Thursday 4 August 2011

How do military standards and testing differ to the commercial EMC test standards?

The driving force behind Commercial Test Standards and testing is EU legislation. The driving force behind Military testing is usually contractual requirement. Different areas of the world have different military test standards, the UK has Def Stan, the US has Mil Std. In addition to this there are product specific military standards, EFA for Euro fighter as an example and also product family specs such as the RTCA specs for airborne equipments and systems so in that way there are similarities to Commercial standards.

In general the military test standards, while quoting similar tests to the Commercial ones, tend to be to severer levels to ensure that the equipment is fit for purpose in its intended environment with additional specialist tests that commercial specs don’t cover.

As an example, a multi role piece of military communications equipment intended for land force and naval use as well as being aircraft mountable would require testing to a complete Def Stan suite of tests to ensure that it was fit for purpose in all 3 environments.
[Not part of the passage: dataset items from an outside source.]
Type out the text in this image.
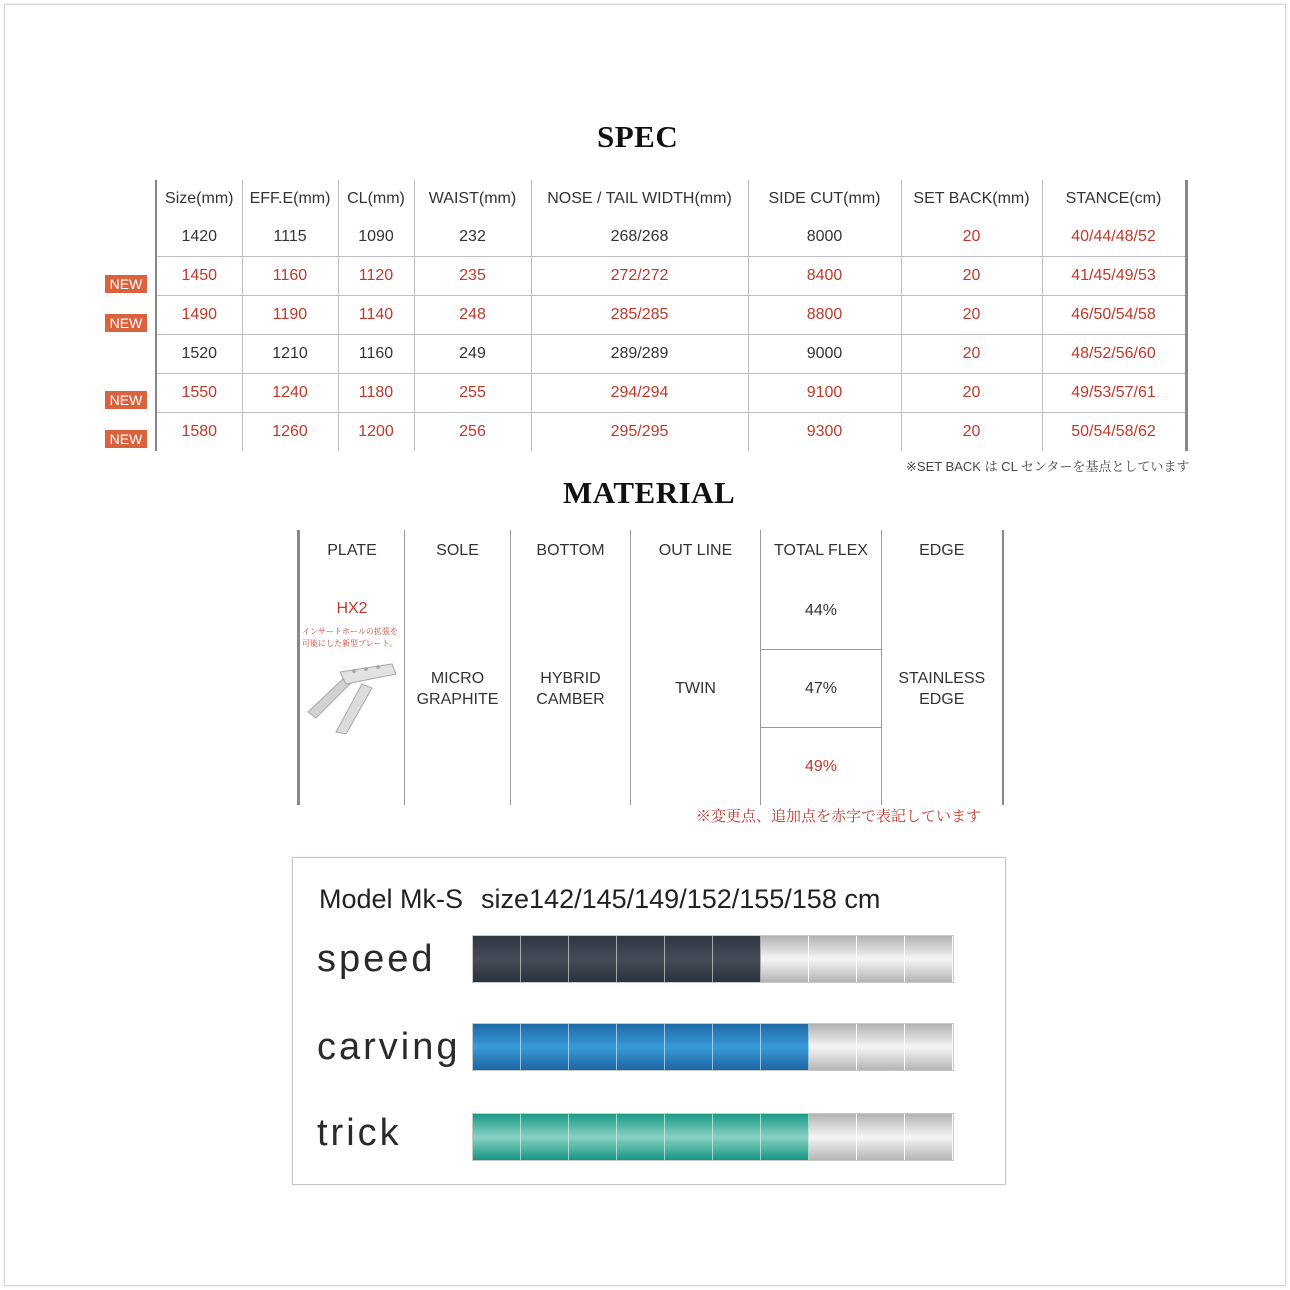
SPEC
Size(mm)	EFF.E(mm)	CL(mm)	WAIST(mm)	NOSE / TAIL WIDTH(mm)	SIDE CUT(mm)	SET BACK(mm)	STANCE(cm)
1420	1115	1090	232	268/268	8000	20	40/44/48/52
1450	1160	1120	235	272/272	8400	20	41/45/49/53
1490	1190	1140	248	285/285	8800	20	46/50/54/58
1520	1210	1160	249	289/289	9000	20	48/52/56/60
1550	1240	1180	255	294/294	9100	20	49/53/57/61
1580	1260	1200	256	295/295	9300	20	50/54/58/62
NEW
NEW
NEW
NEW
※SET BACK は CL センターを基点としています
MATERIAL
PLATE	SOLE	BOTTOM	OUT LINE	TOTAL FLEX	EDGE

HX2
インサートホールの拡張を可能にした新型プレート。	MICRO GRAPHITE	HYBRID CAMBER	TWIN	44%	STAINLESS EDGE
				47%	
				49%	
※変更点、追加点を赤字で表記しています
Model Mk-S size142/145/149/152/155/158 cm
speed
carving
trick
It may also require some additional tests from the RTCA specs to ensure that the equipment met the airborne equipment requirements and if this equipment was also being marketed to other countries that had adopted the Mil Std approach then a gap analysis of the tests that had been carried out compared to the Mil Std requirement would need to be done and any Mil Std test differences would also need to be addressed.

In addition to this, many larger military systems and installations require an amount of commercial testing in addition to the Military testing carried out. The Type 45 destroyer was required to meet both Def Stan requirements and also some commercial maritime test standards as well.